CT scan of the head showing a large mass in the sphenoid region compressing both optic nerves at the orbital apices.

Figure 2
figure 2

Microscopic view of the sphenoidal neuroblastoma showing discohesive sheets of intermediate-sized cells with minimal cytoplasm and irregular nuclei (haematoxylin and eosin×400).

Comment

Neuroblastoma most frequently affects children below the age of 2 years, with 72% of tumours arising in the abdomen, 13% in the mediastinum, and in some cases of metastatic neuroblastoma the primary site is unknown.4 Three major eye signs of neuroblastoma are proptosis, Horner's syndrome, and opsoclonus.

Olfactory neuroblastoma, also known as esthesioneuroblastoma, resembles neuroblastoma histologically, but originates in the nasal or sinus region. It is uncommon in children, slow-growing, and rarely develops multiple distant metastasis. Catecholamines in the urine and serum are rarely elevated in esthesioneuroblastoma, as they are often in classical neuroblastoma.1,2,3 Esthesioneuroblastoma as a diagnosis is unlikely in our case due to age of onset, lack of chronic progressive nasal symptoms or signs, widespread tumour dissemination, and elevated urinary catecholamines.

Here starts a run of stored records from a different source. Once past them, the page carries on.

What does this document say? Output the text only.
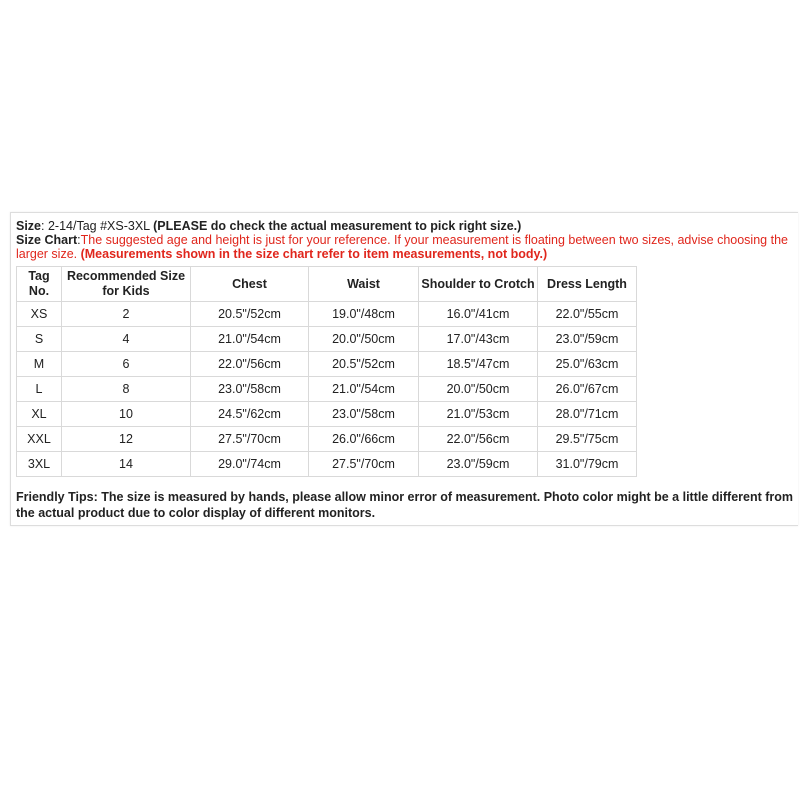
Size: 2-14/Tag #XS-3XL (PLEASE do check the actual measurement to pick right size.)
Size Chart:The suggested age and height is just for your reference. If your measurement is floating between two sizes, advise choosing the larger size. (Measurements shown in the size chart refer to item measurements, not body.)
Tag No.	Recommended Size for Kids	Chest	Waist	Shoulder to Crotch	Dress Length
XS	2	20.5"/52cm	19.0"/48cm	16.0"/41cm	22.0"/55cm
S	4	21.0"/54cm	20.0"/50cm	17.0"/43cm	23.0"/59cm
M	6	22.0"/56cm	20.5"/52cm	18.5"/47cm	25.0"/63cm
L	8	23.0"/58cm	21.0"/54cm	20.0"/50cm	26.0"/67cm
XL	10	24.5"/62cm	23.0"/58cm	21.0"/53cm	28.0"/71cm
XXL	12	27.5"/70cm	26.0"/66cm	22.0"/56cm	29.5"/75cm
3XL	14	29.0"/74cm	27.5"/70cm	23.0"/59cm	31.0"/79cm
Friendly Tips: The size is measured by hands, please allow minor error of measurement. Photo color might be a little different from the actual product due to color display of different monitors.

Worner3 reported a 2-year-old boy with olfactory neuroblastoma who presented with sudden blindness. Unlike our patient, 3 weeks prior to visual loss he suffered from epistaxis, intermittent vomiting, and bilateral proptosis. In a large series by Belgaumi et al,4 visual loss was present in 15 out of 450 patients treated for neuroblastoma, and occurred during the first week in only five of these patients with the rest occurring either during therapy or at the time of recurrence of the tumour. The cause of visual loss in some of these patients was considered to be a paraneoplastic manifestation.5 Visual loss in our patient was caused by a large sphenoidal lesion compressing both optic nerves.

This case underlines the varied clinical manifestations of undiagnosed neuroblastomas. At presentation, the child was generally unwell, irritable but apyrexial, and visual failure occurred rapidly over 5 days. Neuroblastoma should be considered in this setting. Prompt diagnosis in a substantial number of these patients can be made by a simple and noninvasive urinary screening test for catecholamine metabolites.